In today's edition of "fuck everything; this world is an awful, dark place:" for the second time in as many weeks, a military official in charge of sexual assault prevention has been accused of sexual assault.
This case is completely sickening. A U.S. Army sergeant first class stationed at Fort Hood, Texas is currently being investigated for forcing a subordinate into prostitution and sexually assaulting two others. According to two senior Pentagon officials, he is also under investigation for running a prostitution ring. At the time the allegations came to light, he was in charge of coordinating his battalion's Sexual Harassment/Assault Response and Prevention (SHARP) program.
As if this case weren't unfathomably despicable enough, it comes just days after Jeff Krusinski, who was in charge of the sexual assault prevention program for the entire Air Force, was charged with sexual battery.
According to a statement released by the Dept. of Defense, Secretary of Defense Chuck Hagel has been informed about the allegations:
I cannot convey strongly enough his frustration, anger, and disappointment over these troubling allegations and the breakdown in discipline and standards they imply.
Secretary Hagel met with Army Secretary McHugh this morning and directed him to fully investigate this matter rapidly, to discover the extent of these allegations, and to ensure that all of those who might be involved are dealt with appropriately.
To address the broader concerns that have arisen out of these allegations and other recent events, Secretary Hagel is directing all the services to re-train, re-credential, and re-screen all sexual assault prevention and response personnel and military recruiters.
Will that be enough, though? At this point, it's difficult to argue that sexual assault in the military isn't an epidemic. According to the annual report released by the DoD's Sexual Assault Prevention and Response office, 3,374 incidents of "unwanted sexual contact" occurred within the Armed Forces in the past year, which is a 6 percent increase from last year. Unreported incidents, however, have skyrocketed much more dramatically — according to an anonymous survey, 26,000 respondents say they were sexually assaulted in the military in the past year, compared to 19,000 last year.

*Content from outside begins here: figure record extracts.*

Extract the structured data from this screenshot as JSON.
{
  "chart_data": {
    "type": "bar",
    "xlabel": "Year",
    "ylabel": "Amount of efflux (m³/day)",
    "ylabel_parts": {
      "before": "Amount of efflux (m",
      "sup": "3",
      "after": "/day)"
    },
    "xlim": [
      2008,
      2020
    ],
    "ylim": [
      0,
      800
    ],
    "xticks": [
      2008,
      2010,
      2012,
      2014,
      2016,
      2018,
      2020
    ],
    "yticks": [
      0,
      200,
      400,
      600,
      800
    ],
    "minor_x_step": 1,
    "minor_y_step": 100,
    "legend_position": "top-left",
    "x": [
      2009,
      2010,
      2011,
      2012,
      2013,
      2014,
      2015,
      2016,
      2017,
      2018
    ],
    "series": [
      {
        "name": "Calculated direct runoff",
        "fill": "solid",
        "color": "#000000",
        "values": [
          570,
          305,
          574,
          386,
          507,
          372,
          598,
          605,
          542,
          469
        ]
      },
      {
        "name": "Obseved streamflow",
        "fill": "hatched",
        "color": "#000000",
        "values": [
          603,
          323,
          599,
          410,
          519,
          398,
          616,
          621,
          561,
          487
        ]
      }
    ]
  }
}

The reason that these tens of thousands of sexual assault cases go unreported is that the victims fear retaliation or fallout. The military has a long history of covering up or ignoring abuse allegations — military officials have the tendency to be complacent/complicit in upholding standards of conduct; furthermore, commanders have the power to overturn guilty verdicts, which is obviously easy to abuse. Last week, President Obama emphasized the need for viable consequences as a means of combatting rape culture in the military:
I don’t just want more speeches or awareness programs or training, but ultimately folks look the other way. If we find out somebody’s engaging in this, they’ve got to be held accountable – prosecuted, stripped of their positions, court martialed, fired, dishonorably discharged. Period.
Some lawmakers are arguing that even more must be done, and that military culture itself is to blame, as is the justice system that protects those who perpetrate sexual assault. Amazing hero woman Sen. Kirsten Gillibrand (NY), for instance, has stated that she intends to introduce new legislation on Thursday that will target the flawed military justice system "by removing chain-of-command influence from prosecution of sex abuse crimes." In addition, Sen. Carl Levin (MI), chairman of the Senate Armed Service Committee, has said in a statement that his panel intends to make enact a number of measures to counter the problem, including making changes to the Uniform Code of Military Justice.
It's terrible that it's taken this long to address such a blatant systemic wrong. In the words of Senator Levin, "the depth of the sexual assault problem in our military was already overwhelmingly clear before this latest highly disturbing report." Actually enforcing punishment for sexual assault and re-training all personell is a small first step to combatting misogynistic attitudes within the military, but a very necessary one nonetheless.